I specialise in Reputation Marketing – and I have to admit that, whilst I passed an exam in Marketing many years ago, I don’t cover the whole marketing spectrum. However, most small business owners consider marketing is about making yourself visible.
This might be with your website, print ads, radio interviews, social media, blogs, newsletters, press releases, magazine articles, flyers, exhibition stands, conference presentations and brochures. Not all of these work for everyone – so your first step to a good marketing plan is to work out what your target audience is most likely to respond to.
Some of these media cost money, some take time and effort, so you need to put your budget for both of these in place beforehand. It’s no good planning an in-depth blogging and social media campaign if you are too busy to invest that time – unless you’re able to outsource this to someone who understands your business and your audience and can deliver content in your voice.
The Voice
This is important – your business has a voice. If it’s just you – it probably is a version of you, but the bigger the organisation gets the harder it gets to maintain a personal approach. Your organisation’s voice and style needs to be reflected in every piece of marketing that goes out.
When it IS just you that’s easier, because you almost certainly walk the talk. The challenge is when other people come on board – they need to understand what’s OK and what’s not. Even if they’re not your spokesperson, people meet new people all the time, socially and in business networking. They need to represent you as you want to be seen.
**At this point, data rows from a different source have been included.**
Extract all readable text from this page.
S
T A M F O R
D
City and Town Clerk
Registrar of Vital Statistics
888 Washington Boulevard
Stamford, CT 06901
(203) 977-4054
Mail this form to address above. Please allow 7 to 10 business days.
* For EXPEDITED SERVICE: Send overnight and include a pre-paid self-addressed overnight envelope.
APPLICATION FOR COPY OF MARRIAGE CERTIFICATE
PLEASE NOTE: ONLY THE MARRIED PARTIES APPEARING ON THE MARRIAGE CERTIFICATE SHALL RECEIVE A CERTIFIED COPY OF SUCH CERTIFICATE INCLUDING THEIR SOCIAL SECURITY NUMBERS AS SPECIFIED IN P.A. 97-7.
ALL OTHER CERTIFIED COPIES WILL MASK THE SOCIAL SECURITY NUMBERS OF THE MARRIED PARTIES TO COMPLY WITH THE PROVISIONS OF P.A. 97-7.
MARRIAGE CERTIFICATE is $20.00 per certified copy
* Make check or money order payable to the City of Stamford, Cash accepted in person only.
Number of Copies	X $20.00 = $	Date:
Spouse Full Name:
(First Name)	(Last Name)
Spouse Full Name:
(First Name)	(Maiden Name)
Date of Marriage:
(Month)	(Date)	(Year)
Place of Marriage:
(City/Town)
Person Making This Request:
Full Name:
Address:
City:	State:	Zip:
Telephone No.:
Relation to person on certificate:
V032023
If someone says to them “Where do you work?” what do you want them to say about your organisation? Can you be sure they won’t say something negative? We’ve all heard people talking about their bosses in less than favourable terms.
The Style
There’s an argument that what works on Facebook or Twitter won’t cut it in an industry journal, which is a more formal environment. However, I believe that you shouldn’t be someone you aren’t in any environment.
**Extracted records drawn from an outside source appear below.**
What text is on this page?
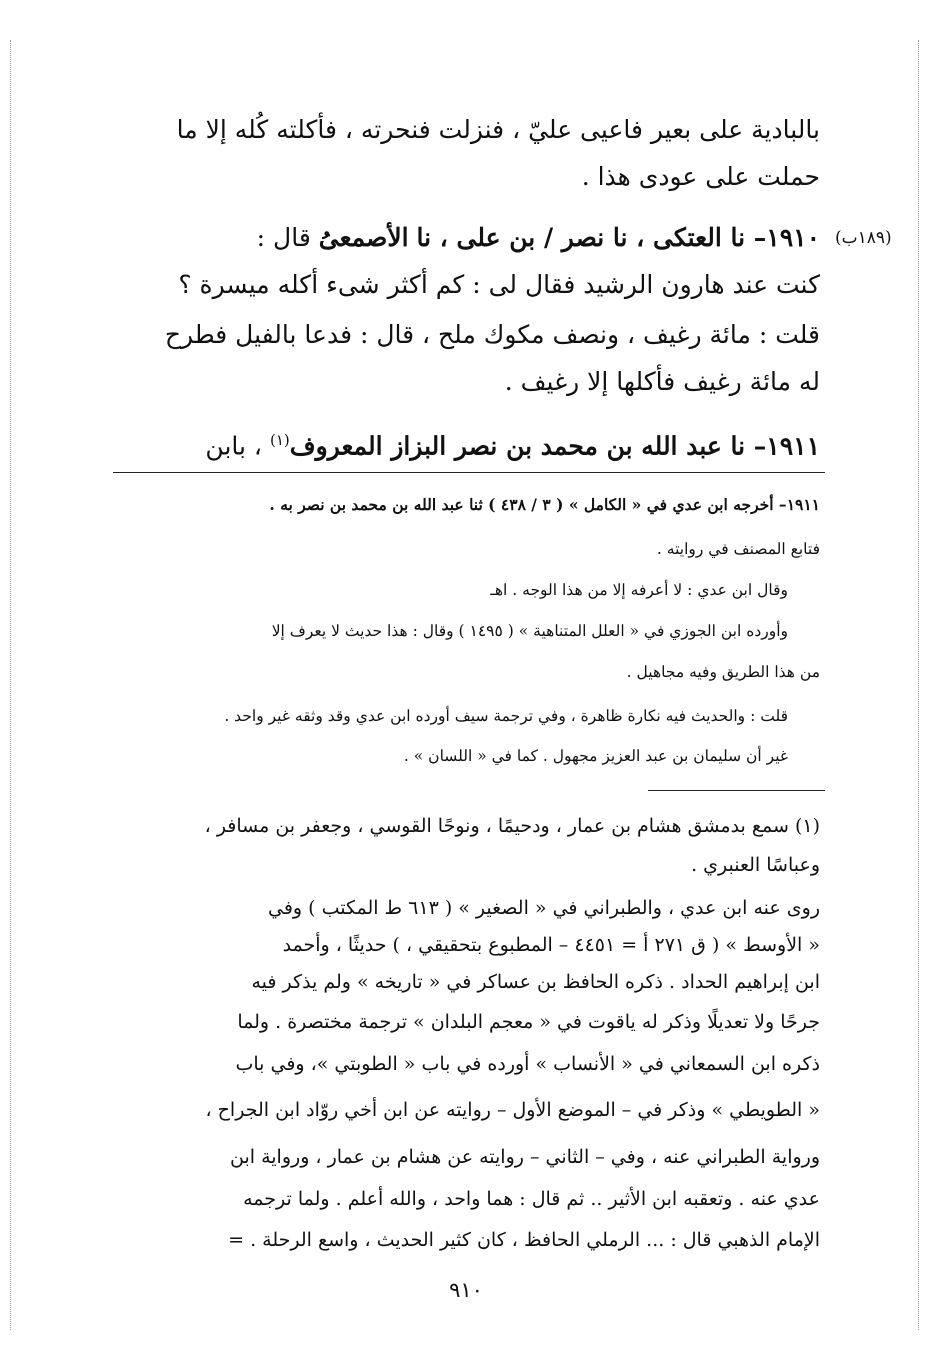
بالبادية على بعير فاعيى عليّ ، فنزلت فنحرته ، فأكلته كُله إلا ما
حملت على عودى هذا .
(١٨٩ب)
١٩١٠– نا العتكى ، نا نصر / بن على ، نا الأصمعىُ قال :
كنت عند هارون الرشيد فقال لى : كم أكثر شىء أكله ميسرة ؟
قلت : مائة رغيف ، ونصف مكوك ملح ، قال : فدعا بالفيل فطرح
له مائة رغيف فأكلها إلا رغيف .
١٩١١– نا عبد الله بن محمد بن نصر البزاز المعروف$^{(١)}$ ، بابن
١٩١١– أخرجه ابن عدي في « الكامل » ( ٣ / ٤٣٨ ) ثنا عبد الله بن محمد بن نصر به .
فتابع المصنف في روايته .
وقال ابن عدي : لا أعرفه إلا من هذا الوجه . اهـ
وأورده ابن الجوزي في « العلل المتناهية » ( ١٤٩٥ ) وقال : هذا حديث لا يعرف إلا
من هذا الطريق وفيه مجاهيل .
قلت : والحديث فيه نكارة ظاهرة ، وفي ترجمة سيف أورده ابن عدي وقد وثقه غير واحد .
غير أن سليمان بن عبد العزيز مجهول . كما في « اللسان » .
(١) سمع بدمشق هشام بن عمار ، ودحيمًا ، ونوحًا القوسي ، وجعفر بن مسافر ،
وعباسًا العنبري .
روى عنه ابن عدي ، والطبراني في « الصغير » ( ٦١٣ ط المكتب ) وفي
« الأوسط » ( ق ٢٧١ أ = ٤٤٥١ – المطبوع بتحقيقي ، ) حديثًا ، وأحمد
ابن إبراهيم الحداد . ذكره الحافظ بن عساكر في « تاريخه » ولم يذكر فيه
جرحًا ولا تعديلًا وذكر له ياقوت في « معجم البلدان » ترجمة مختصرة . ولما
ذكره ابن السمعاني في « الأنساب » أورده في باب « الطوبتي »، وفي باب
« الطويطي » وذكر في – الموضع الأول – روايته عن ابن أخي روّاد ابن الجراح ،
ورواية الطبراني عنه ، وفي – الثاني – روايته عن هشام بن عمار ، ورواية ابن
عدي عنه . وتعقبه ابن الأثير .. ثم قال : هما واحد ، والله أعلم . ولما ترجمه
الإمام الذهبي قال : ... الرملي الحافظ ، كان كثير الحديث ، واسع الرحلة . =
٩١٠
Using business language, whether informal or more formal is still important. There’s nothing worse than a business that publishes text speak, bad language, poor English (or any other language) or less than respectful content.
If you’re in a fun and funky business that doesn’t mean your marketing should sound like a rapper or use bad English and lots of slang. If you’re a serious organisation it doesn’t mean that you have to come over as a faceless corporate.
The Message
Consistency is the key. Even when you’re promoting different aspects of your business, you need to stay focused on your core message. In reality all your material should look as though it belongs together.
Be clear, be concise and be to the point.
If you get all this right your marketing will work well to raise your profile and reach the people who want what you’re offering.